OK, this was a throw-away comment, not important
>             o          Section 4.3, 2nd bullet
>                         There’s a LOT of information embedded in this bullet, and reading it
>                         suggests that it, readability-wise, might benefit from embedding a:
>                                     <list style=“hanging”>
>                                                 <t hangText=“Packet TLVs”>…</t>
>                                                 <t hangText=“Message TLVs”>…</t>
>                                                 <t hangText=“Address Block TLVs”>…</t>
>                                     </list>
> CMD: I’m including to be slightly less radical (and I’m not a fan on hanging text). But I will create another level.

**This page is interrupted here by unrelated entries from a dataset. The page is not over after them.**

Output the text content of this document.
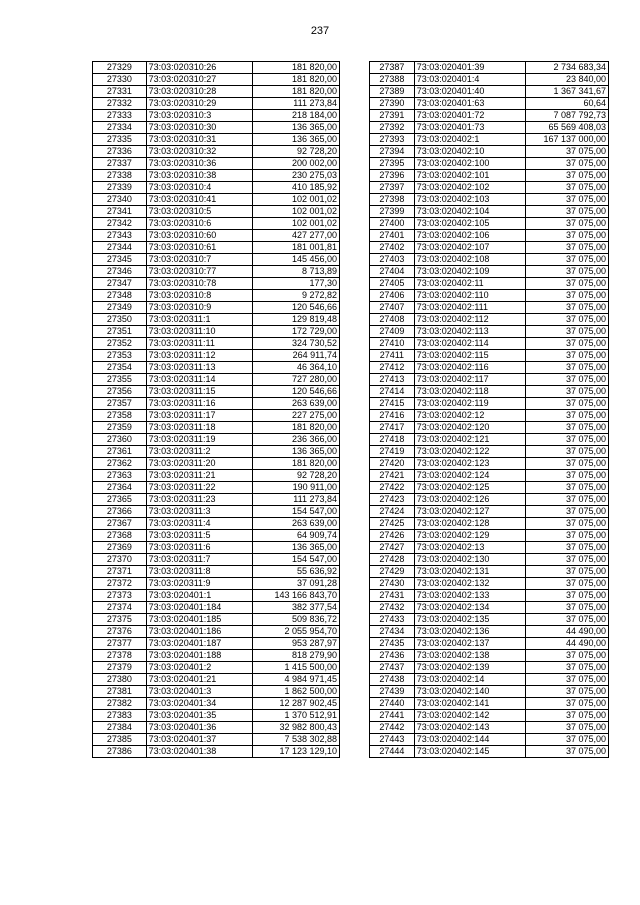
237
27329	73:03:020310:26	181 820,00
27330	73:03:020310:27	181 820,00
27331	73:03:020310:28	181 820,00
27332	73:03:020310:29	111 273,84
27333	73:03:020310:3	218 184,00
27334	73:03:020310:30	136 365,00
27335	73:03:020310:31	136 365,00
27336	73:03:020310:32	92 728,20
27337	73:03:020310:36	200 002,00
27338	73:03:020310:38	230 275,03
27339	73:03:020310:4	410 185,92
27340	73:03:020310:41	102 001,02
27341	73:03:020310:5	102 001,02
27342	73:03:020310:6	102 001,02
27343	73:03:020310:60	427 277,00
27344	73:03:020310:61	181 001,81
27345	73:03:020310:7	145 456,00
27346	73:03:020310:77	8 713,89
27347	73:03:020310:78	177,30
27348	73:03:020310:8	9 272,82
27349	73:03:020310:9	120 546,66
27350	73:03:020311:1	129 819,48
27351	73:03:020311:10	172 729,00
27352	73:03:020311:11	324 730,52
27353	73:03:020311:12	264 911,74
27354	73:03:020311:13	46 364,10
27355	73:03:020311:14	727 280,00
27356	73:03:020311:15	120 546,66
27357	73:03:020311:16	263 639,00
27358	73:03:020311:17	227 275,00
27359	73:03:020311:18	181 820,00
27360	73:03:020311:19	236 366,00
27361	73:03:020311:2	136 365,00
27362	73:03:020311:20	181 820,00
27363	73:03:020311:21	92 728,20
27364	73:03:020311:22	190 911,00
27365	73:03:020311:23	111 273,84
27366	73:03:020311:3	154 547,00
27367	73:03:020311:4	263 639,00
27368	73:03:020311:5	64 909,74
27369	73:03:020311:6	136 365,00
27370	73:03:020311:7	154 547,00
27371	73:03:020311:8	55 636,92
27372	73:03:020311:9	37 091,28
27373	73:03:020401:1	143 166 843,70
27374	73:03:020401:184	382 377,54
27375	73:03:020401:185	509 836,72
27376	73:03:020401:186	2 055 954,70
27377	73:03:020401:187	953 287,97
27378	73:03:020401:188	818 279,90
27379	73:03:020401:2	1 415 500,00
27380	73:03:020401:21	4 984 971,45
27381	73:03:020401:3	1 862 500,00
27382	73:03:020401:34	12 287 902,45
27383	73:03:020401:35	1 370 512,91
27384	73:03:020401:36	32 982 800,43
27385	73:03:020401:37	7 538 302,88
27386	73:03:020401:38	17 123 129,10
27387	73:03:020401:39	2 734 683,34
27388	73:03:020401:4	23 840,00
27389	73:03:020401:40	1 367 341,67
27390	73:03:020401:63	60,64
27391	73:03:020401:72	7 087 792,73
27392	73:03:020401:73	65 569 408,03
27393	73:03:020402:1	167 137 000,00
27394	73:03:020402:10	37 075,00
27395	73:03:020402:100	37 075,00
27396	73:03:020402:101	37 075,00
27397	73:03:020402:102	37 075,00
27398	73:03:020402:103	37 075,00
27399	73:03:020402:104	37 075,00
27400	73:03:020402:105	37 075,00
27401	73:03:020402:106	37 075,00
27402	73:03:020402:107	37 075,00
27403	73:03:020402:108	37 075,00
27404	73:03:020402:109	37 075,00
27405	73:03:020402:11	37 075,00
27406	73:03:020402:110	37 075,00
27407	73:03:020402:111	37 075,00
27408	73:03:020402:112	37 075,00
27409	73:03:020402:113	37 075,00
27410	73:03:020402:114	37 075,00
27411	73:03:020402:115	37 075,00
27412	73:03:020402:116	37 075,00
27413	73:03:020402:117	37 075,00
27414	73:03:020402:118	37 075,00
27415	73:03:020402:119	37 075,00
27416	73:03:020402:12	37 075,00
27417	73:03:020402:120	37 075,00
27418	73:03:020402:121	37 075,00
27419	73:03:020402:122	37 075,00
27420	73:03:020402:123	37 075,00
27421	73:03:020402:124	37 075,00
27422	73:03:020402:125	37 075,00
27423	73:03:020402:126	37 075,00
27424	73:03:020402:127	37 075,00
27425	73:03:020402:128	37 075,00
27426	73:03:020402:129	37 075,00
27427	73:03:020402:13	37 075,00
27428	73:03:020402:130	37 075,00
27429	73:03:020402:131	37 075,00
27430	73:03:020402:132	37 075,00
27431	73:03:020402:133	37 075,00
27432	73:03:020402:134	37 075,00
27433	73:03:020402:135	37 075,00
27434	73:03:020402:136	44 490,00
27435	73:03:020402:137	44 490,00
27436	73:03:020402:138	37 075,00
27437	73:03:020402:139	37 075,00
27438	73:03:020402:14	37 075,00
27439	73:03:020402:140	37 075,00
27440	73:03:020402:141	37 075,00
27441	73:03:020402:142	37 075,00
27442	73:03:020402:143	37 075,00
27443	73:03:020402:144	37 075,00
27444	73:03:020402:145	37 075,00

Thank you, that will work nicely.

>             o          IANA Considerations:
>                         Given recent experiences in this WG and with requesting IANA 
>                         registrations, may I suggest that this be modified to say, more
>                         explicitly:
>                                     1)         IANA is requested to reserve ECCSI with description ___ 
>                                                 and reference “This Specification”
>                                     2)         IANA is requested to reserve ECCSI-ADDR…. (similar)
>                                     3)         The “Cryptographic Functions Registry”, defined in 
>                                                 [RFC7182], with these registrations made, will look
>                                                 like Table 1, which replaces Table 11 of [RFC7182]
>                                     4)         Obviously, include in Table 1 the registrations from
>                                                 RFC7182.
>                                     5)         That this document does not modify the expert
>                                                 review guidelines as set forth in RFC7182 for
>                                                 future allocations.
> CMD: I think this comes under the heading of hand-holding IANA more than I would feel ought to be necessary. Except sometimes it has been. But this is a straightforward case, so while I agree that making it more explicit that this is a request for two new code points, I’m not going to repeat the full table from 7182 unless IANA really show they need hand-holding. Our previous cases where we had to repeat a whole table were a bit messier. But giving the exact name for the table as on IANA’s website is advisable.

True, but…there’s perhaps something to be said for “the table being as complete as possible” for the reader, also? Well, your call, of course.

Once a new version hits the servers, I’ll let you know if I see any pending nits.